Highlights & Insights¶
- Deep exploration into the root causes of redundancy: Beyond proposing a method, the paper provides directional insights for vision encoder design by explaining why vision encoders generate token redundancy through the lens of Softmax gradient properties and the "Attention Sink" phenomenon.
- Text-independent advantage: Unlike FastV/SparseVLM which depend on internal LLM attention, VisionZip performs compression on the vision encoder side. This natively supports multi-turn dialogue scenarios, as the tokens stored in the KV Cache do not become invalid when the conversation topic shifts.
- 13B outperforming 7B: VisionZip enables LLaVA-NeXT 13B to run faster than native 7B with higher accuracy, which is a highly practical finding.
- Minimalist design philosophy: Consisting of only attention selection and similarity merging without any extra modules, it significantly outperforms methods requiring LLM forward propagation.
Limitations & Future Work¶
- Dominant token selection relies solely on the attention from the final few layers of the vision encoder, potentially missing details that are only informative in shallower layers.
- The contextual token merging strategy (uniform splitting + average merging) is relatively coarse. Finer merging schemes could be explored.
- The paper primarily evaluates on LLaVA series and Mini-Gemini, without sufficient validation on other mainstream models like Qwen2-VL or InternVL.
- In the training-free mode, there is still about a 5% drop in accuracy at extremely low token counts (such as 64), which may require further fine-tuning for strict application scenarios.
Related Work & Insights¶
- vs FastV: FastV prunes tokens layer-by-layer using text attention in shallow LLM layers, but cannot avoid the full computation overhead of these shallow layers, and the selected tokens may lack complete information. VisionZip completes compression before entering the LLM, offering massive efficiency benefits (3.0x vs 1.3x).
- vs SparseVLM: SparseVLM also relies on text-visual attention within LLM layers.
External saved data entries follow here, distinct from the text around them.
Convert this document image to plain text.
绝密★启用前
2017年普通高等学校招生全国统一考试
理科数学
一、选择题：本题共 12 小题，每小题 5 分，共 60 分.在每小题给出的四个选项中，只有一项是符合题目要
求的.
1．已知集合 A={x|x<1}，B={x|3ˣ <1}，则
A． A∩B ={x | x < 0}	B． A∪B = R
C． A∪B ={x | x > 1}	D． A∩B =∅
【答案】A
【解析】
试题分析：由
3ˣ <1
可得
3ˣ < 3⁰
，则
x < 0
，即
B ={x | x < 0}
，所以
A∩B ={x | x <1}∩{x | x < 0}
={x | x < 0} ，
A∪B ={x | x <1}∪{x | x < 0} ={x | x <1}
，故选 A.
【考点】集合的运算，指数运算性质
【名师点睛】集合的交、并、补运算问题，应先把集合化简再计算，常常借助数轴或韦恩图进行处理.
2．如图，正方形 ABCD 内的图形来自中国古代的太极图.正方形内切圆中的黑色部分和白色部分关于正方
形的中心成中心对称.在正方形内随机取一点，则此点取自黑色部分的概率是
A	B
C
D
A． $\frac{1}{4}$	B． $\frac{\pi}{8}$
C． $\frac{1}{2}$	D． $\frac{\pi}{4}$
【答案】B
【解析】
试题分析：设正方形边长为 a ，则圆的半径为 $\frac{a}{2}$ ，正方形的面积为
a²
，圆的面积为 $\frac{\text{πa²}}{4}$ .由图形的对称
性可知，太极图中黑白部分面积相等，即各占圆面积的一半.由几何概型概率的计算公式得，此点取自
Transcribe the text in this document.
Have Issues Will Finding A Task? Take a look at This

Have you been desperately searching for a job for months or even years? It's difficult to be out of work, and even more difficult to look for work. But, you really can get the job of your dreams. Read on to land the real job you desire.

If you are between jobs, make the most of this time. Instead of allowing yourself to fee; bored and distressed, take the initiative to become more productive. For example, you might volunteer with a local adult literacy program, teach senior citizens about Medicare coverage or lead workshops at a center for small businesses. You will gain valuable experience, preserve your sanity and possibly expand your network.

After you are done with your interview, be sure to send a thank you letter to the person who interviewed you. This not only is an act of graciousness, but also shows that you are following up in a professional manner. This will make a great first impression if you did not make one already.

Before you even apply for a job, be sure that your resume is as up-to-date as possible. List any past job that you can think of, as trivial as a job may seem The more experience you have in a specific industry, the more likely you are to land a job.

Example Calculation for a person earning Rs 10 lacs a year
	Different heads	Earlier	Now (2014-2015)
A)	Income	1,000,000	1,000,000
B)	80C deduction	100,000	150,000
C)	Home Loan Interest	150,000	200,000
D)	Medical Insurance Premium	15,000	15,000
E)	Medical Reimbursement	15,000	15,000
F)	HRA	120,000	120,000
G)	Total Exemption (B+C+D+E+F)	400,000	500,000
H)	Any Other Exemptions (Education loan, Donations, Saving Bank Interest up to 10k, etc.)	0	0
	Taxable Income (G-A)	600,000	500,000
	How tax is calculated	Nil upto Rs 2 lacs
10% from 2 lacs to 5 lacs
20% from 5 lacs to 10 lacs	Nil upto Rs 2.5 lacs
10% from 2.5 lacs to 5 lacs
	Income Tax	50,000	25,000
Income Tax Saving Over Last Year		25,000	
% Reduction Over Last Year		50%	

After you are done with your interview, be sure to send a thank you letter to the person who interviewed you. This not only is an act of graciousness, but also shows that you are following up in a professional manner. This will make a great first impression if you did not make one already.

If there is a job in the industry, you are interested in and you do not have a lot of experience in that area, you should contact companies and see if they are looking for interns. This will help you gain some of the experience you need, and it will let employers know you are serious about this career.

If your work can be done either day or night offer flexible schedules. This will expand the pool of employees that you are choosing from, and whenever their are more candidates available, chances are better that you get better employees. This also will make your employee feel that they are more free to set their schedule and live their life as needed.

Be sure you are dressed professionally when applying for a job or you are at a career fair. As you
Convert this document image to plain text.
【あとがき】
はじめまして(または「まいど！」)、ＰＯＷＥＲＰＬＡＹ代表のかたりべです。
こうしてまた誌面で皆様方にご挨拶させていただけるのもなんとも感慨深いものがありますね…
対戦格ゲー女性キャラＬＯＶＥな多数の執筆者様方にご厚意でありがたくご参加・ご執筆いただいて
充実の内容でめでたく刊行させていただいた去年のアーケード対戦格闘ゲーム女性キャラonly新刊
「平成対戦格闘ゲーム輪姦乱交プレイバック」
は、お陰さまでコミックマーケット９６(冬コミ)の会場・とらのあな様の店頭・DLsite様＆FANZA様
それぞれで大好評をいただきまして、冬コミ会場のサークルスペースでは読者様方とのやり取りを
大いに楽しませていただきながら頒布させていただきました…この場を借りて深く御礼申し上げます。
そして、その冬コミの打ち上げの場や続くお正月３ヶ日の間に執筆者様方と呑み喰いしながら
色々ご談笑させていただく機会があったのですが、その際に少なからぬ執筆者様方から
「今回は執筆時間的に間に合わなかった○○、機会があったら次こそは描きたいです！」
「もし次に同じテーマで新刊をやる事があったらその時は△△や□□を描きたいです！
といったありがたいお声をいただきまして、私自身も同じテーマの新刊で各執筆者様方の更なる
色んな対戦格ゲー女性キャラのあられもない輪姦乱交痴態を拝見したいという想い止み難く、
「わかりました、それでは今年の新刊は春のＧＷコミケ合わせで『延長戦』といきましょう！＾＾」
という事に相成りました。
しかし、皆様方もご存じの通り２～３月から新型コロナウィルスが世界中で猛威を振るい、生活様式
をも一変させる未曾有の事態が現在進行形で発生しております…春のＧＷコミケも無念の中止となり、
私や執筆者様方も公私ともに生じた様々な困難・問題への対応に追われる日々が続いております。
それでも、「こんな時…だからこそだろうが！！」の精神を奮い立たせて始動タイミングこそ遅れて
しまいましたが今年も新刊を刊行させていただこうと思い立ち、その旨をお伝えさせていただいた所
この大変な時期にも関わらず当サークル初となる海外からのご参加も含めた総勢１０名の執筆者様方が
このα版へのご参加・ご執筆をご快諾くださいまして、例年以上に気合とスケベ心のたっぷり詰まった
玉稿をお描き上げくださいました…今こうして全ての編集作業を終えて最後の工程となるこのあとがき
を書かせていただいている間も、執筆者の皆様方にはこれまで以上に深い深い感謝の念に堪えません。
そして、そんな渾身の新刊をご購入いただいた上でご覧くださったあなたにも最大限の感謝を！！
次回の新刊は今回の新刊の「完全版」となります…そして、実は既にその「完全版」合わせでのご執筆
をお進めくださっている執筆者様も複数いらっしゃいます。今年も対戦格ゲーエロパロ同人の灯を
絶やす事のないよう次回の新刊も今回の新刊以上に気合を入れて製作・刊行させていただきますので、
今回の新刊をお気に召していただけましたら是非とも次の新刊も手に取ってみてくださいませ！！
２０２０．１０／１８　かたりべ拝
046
It fails significantly on video tasks (MSRVTT) preserving only 54.7% performance, while VisionZip achieves 91.9%.
- vs NVILA (2412.04468): NVILA's STC spatial compression is integrated during training, whereas VisionZip is a plug-and-play inference acceleration solution, making them complementary.
Rating¶
- Novelty: ⭐⭐⭐⭐ The core observation (visual token redundancy) is not entirely new, but the analysis from the perspective of Softmax gradients and the text-independent selection strategy offers unique insights.
- Experimental Thoroughness: ⭐⭐⭐⭐⭐ 11 image benchmarks, 4 video benchmarks, 3 VLM architectures, detailed efficiency analyses, and ablation studies.
- Writing Quality: ⭐⭐⭐⭐ Computation details and visualizations (attention distributions, feature misalignment) are rich and clear, although some tables are highly dense.
- Value: ⭐⭐⭐⭐ High practical value as a plug-and-play inference acceleration solution, though it requires validation on more mainstream models.